Problème de taille: un Macron-victime serait presque pire pour le pouvoir qu’un Macron-dissident, car l’intéressé s’est bien gardé jusque-là de défier directement le chef de l’Etat, même si son assurance est confirmée par «Le Monde» dans son édition datée de mercredi. «Je construis une offre politique nouvelle, qui n’est pas celle de François Hollande. J’ai fait le choix irréversible de proposer autre chose».
Proposer quoi ? La question reste ce soir ouverte tant le projet demeure flou, même si l’intention est claire: refuser le clivage droite-gauche pour «regarder la France telle qu’elle est». Une seule chose paraît certaine à ce stade: le leader «d’En Marche» ne se présentera pas à la primaire du PS ouverte à la «gauche de gouvernement», qui se tiendra les 22 et 29 janvier 2017…

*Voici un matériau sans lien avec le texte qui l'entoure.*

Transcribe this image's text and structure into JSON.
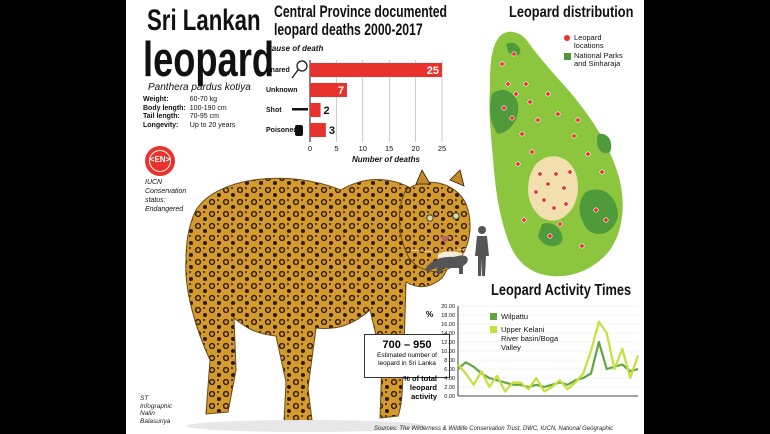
{
  "title_line1": "Sri Lankan",
  "title_line2": "leopard",
  "scientific_name": "Panthera pardus kotiya",
  "facts": [
    {
      "label": "Weight:",
      "value": "60-70 kg"
    },
    {
      "label": "Body length:",
      "value": "100-190 cm"
    },
    {
      "label": "Tail length:",
      "value": "70-95 cm"
    },
    {
      "label": "Longevity:",
      "value": "Up to 20 years"
    }
  ],
  "iucn": {
    "badge": "<EN>",
    "status_lines": [
      "IUCN",
      "Conservation",
      "status:",
      "Endangered"
    ]
  },
  "population": {
    "range": "700 – 950",
    "caption_lines": [
      "Estimated number of",
      "leopard in Sri Lanka"
    ]
  },
  "credit_lines": [
    "ST",
    "Infographic",
    "Nalin",
    "Balasuriya"
  ],
  "sources": "Sources: The Wilderness & Wildlife Conservation Trust, DWC, IUCN, National Geographic",
  "colors": {
    "bar_red": "#e8322b",
    "map_green": "#8cc63f",
    "park_green": "#4f9a3a",
    "wilpattu_line": "#5ea640",
    "kelani_line": "#c7df3b",
    "dot_red": "#e8322b"
  },
  "chart_data": [
    {
      "type": "bar",
      "orientation": "horizontal",
      "title_line1": "Central Province documented",
      "title_line2": "leopard deaths 2000-2017",
      "category_axis_label": "Cause of death",
      "categories": [
        "Snared",
        "Unknown",
        "Shot",
        "Poisoned"
      ],
      "values": [
        25,
        7,
        2,
        3
      ],
      "xlabel": "Number of deaths",
      "xlim": [
        0,
        25
      ],
      "xticks": [
        "0",
        "5",
        "10",
        "15",
        "20",
        "25"
      ]
    },
    {
      "type": "map",
      "title": "Leopard distribution",
      "legend": [
        {
          "label_lines": [
            "Leopard",
            "locations"
          ],
          "icon": "red-dot"
        },
        {
          "label_lines": [
            "National Parks",
            "and Sinharaja"
          ],
          "icon": "green-square"
        }
      ]
    },
    {
      "type": "line",
      "title": "Leopard Activity Times",
      "ylabel_top": "%",
      "ylabel_bottom_lines": [
        "% of total",
        "leopard",
        "activity"
      ],
      "ylim": [
        0,
        20
      ],
      "yticks": [
        "0.00",
        "2.00",
        "4.00",
        "6.00",
        "8.00",
        "10.00",
        "12.00",
        "14.00",
        "16.00",
        "18.00",
        "20.00"
      ],
      "legend": [
        {
          "label_lines": [
            "Wilpattu"
          ]
        },
        {
          "label_lines": [
            "Upper Kelani",
            "River basin/Boga",
            "Valley"
          ]
        }
      ],
      "series": [
        {
          "name": "Wilpattu",
          "values": [
            6,
            7.5,
            6.5,
            5,
            4,
            3.5,
            3,
            2.5,
            2.5,
            2,
            2.5,
            2,
            2.5,
            3,
            2.5,
            3.5,
            4,
            5,
            12,
            6,
            6.5,
            7,
            5.5,
            6
          ]
        },
        {
          "name": "Upper Kelani River basin/Boga Valley",
          "values": [
            7,
            5,
            2.5,
            5.5,
            2,
            4.5,
            1,
            3,
            3,
            1.5,
            4,
            1,
            2,
            3.5,
            1.5,
            3,
            5,
            10,
            16.5,
            14,
            6,
            10.5,
            4,
            9
          ]
        }
      ]
    }
  ]
}
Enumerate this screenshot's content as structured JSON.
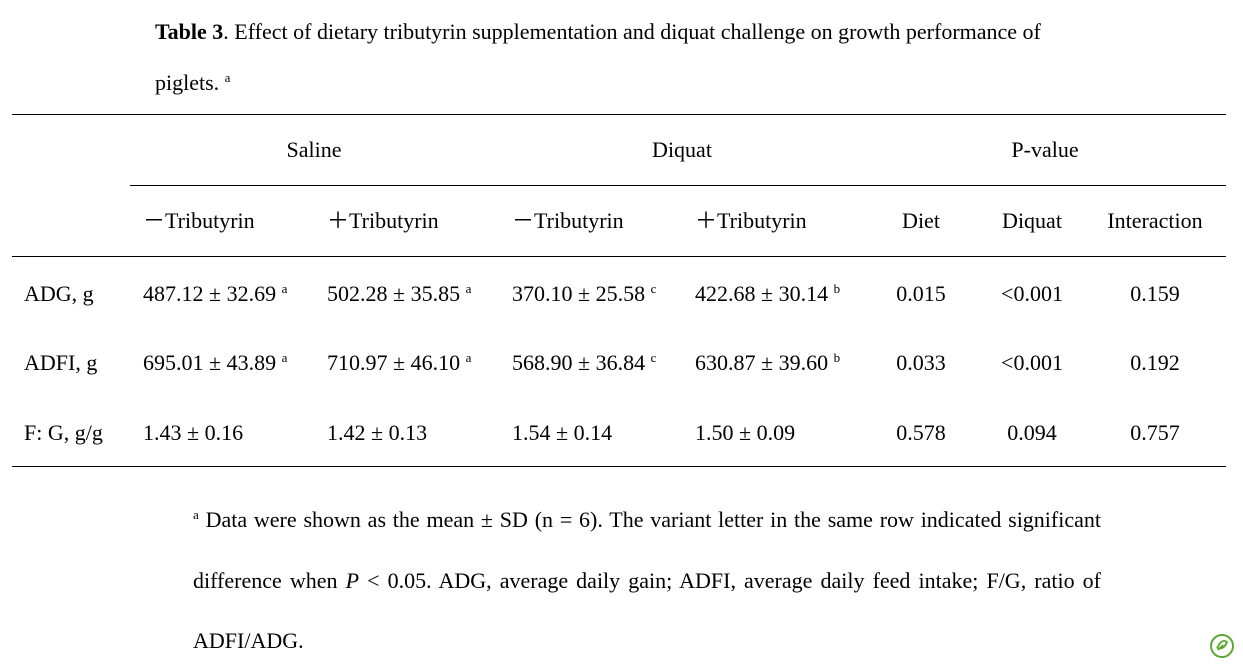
{
  "header": {
    "title_bold": "Table 3",
    "title_rest": ". Effect of dietary tributyrin supplementation and diquat challenge on growth performance of piglets.",
    "title_sup": "a"
  },
  "table": {
    "groups": [
      "Saline",
      "Diquat",
      "P-value"
    ],
    "columns": [
      "－Tributyrin",
      "＋Tributyrin",
      "－Tributyrin",
      "＋Tributyrin",
      "Diet",
      "Diquat",
      "Interaction"
    ],
    "rows": [
      {
        "label": "ADG, g",
        "cells": [
          {
            "value": "487.12 ± 32.69",
            "sup": "a"
          },
          {
            "value": "502.28 ± 35.85",
            "sup": "a"
          },
          {
            "value": "370.10 ± 25.58",
            "sup": "c"
          },
          {
            "value": "422.68 ± 30.14",
            "sup": "b"
          }
        ],
        "p_values": [
          "0.015",
          "<0.001",
          "0.159"
        ]
      },
      {
        "label": "ADFI, g",
        "cells": [
          {
            "value": "695.01 ± 43.89",
            "sup": "a"
          },
          {
            "value": "710.97 ± 46.10",
            "sup": "a"
          },
          {
            "value": "568.90 ± 36.84",
            "sup": "c"
          },
          {
            "value": "630.87 ± 39.60",
            "sup": "b"
          }
        ],
        "p_values": [
          "0.033",
          "<0.001",
          "0.192"
        ]
      },
      {
        "label": "F: G, g/g",
        "cells": [
          {
            "value": "1.43 ± 0.16"
          },
          {
            "value": "1.42 ± 0.13"
          },
          {
            "value": "1.54 ± 0.14"
          },
          {
            "value": "1.50 ± 0.09"
          }
        ],
        "p_values": [
          "0.578",
          "0.094",
          "0.757"
        ]
      }
    ]
  },
  "footnote": {
    "sup": "a",
    "text_before": " Data were shown as the mean ± SD (n = 6). The variant letter in the same row indicated significant difference when ",
    "italic": "P",
    "text_after": " < 0.05. ADG, average daily gain; ADFI, average daily feed intake; F/G, ratio of ADFI/ADG."
  }
}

Plus Mitterrand que Rocard
A la Mutualité, sa prestation a surtout confirmé que son sourire, sa décontraction, son pouvoir de séduction auprès d’un public jeune, urbain et mondialisé (mais très peu métissé) restent ses meilleurs arguments. Mais jusqu’à quand? Et que se passera-t-il lorsque ce talentueux ministre médiatique, habile sur les plateaux et les estrades se trouvera confronté à cette France «immobile» qu’il a promis de visiter et qu’il a dit «comprendre»? Mardi soir, son hommage à Michel Rocard, récemment décédé, était touchant mais laissait perplexe. Alors que Rocard, père de la «deuxième gauche française», était vilipendé par François Mitterrand et sa cour parce que trop marqué par son goût pour l’économie et ses racines proches du christianisme social, Emmanuel Macron ressemblait paradoxalement beaucoup, mardi soir, à un Mitterrand jeune. Prometteur. Bon dans le diagnostic. Charmeur. Mais ultra calculateur. Un «prince» typique de cette monarchie républicaine qui, de son propre aveu, est l’une des causes majeures des dysfonctionnements français.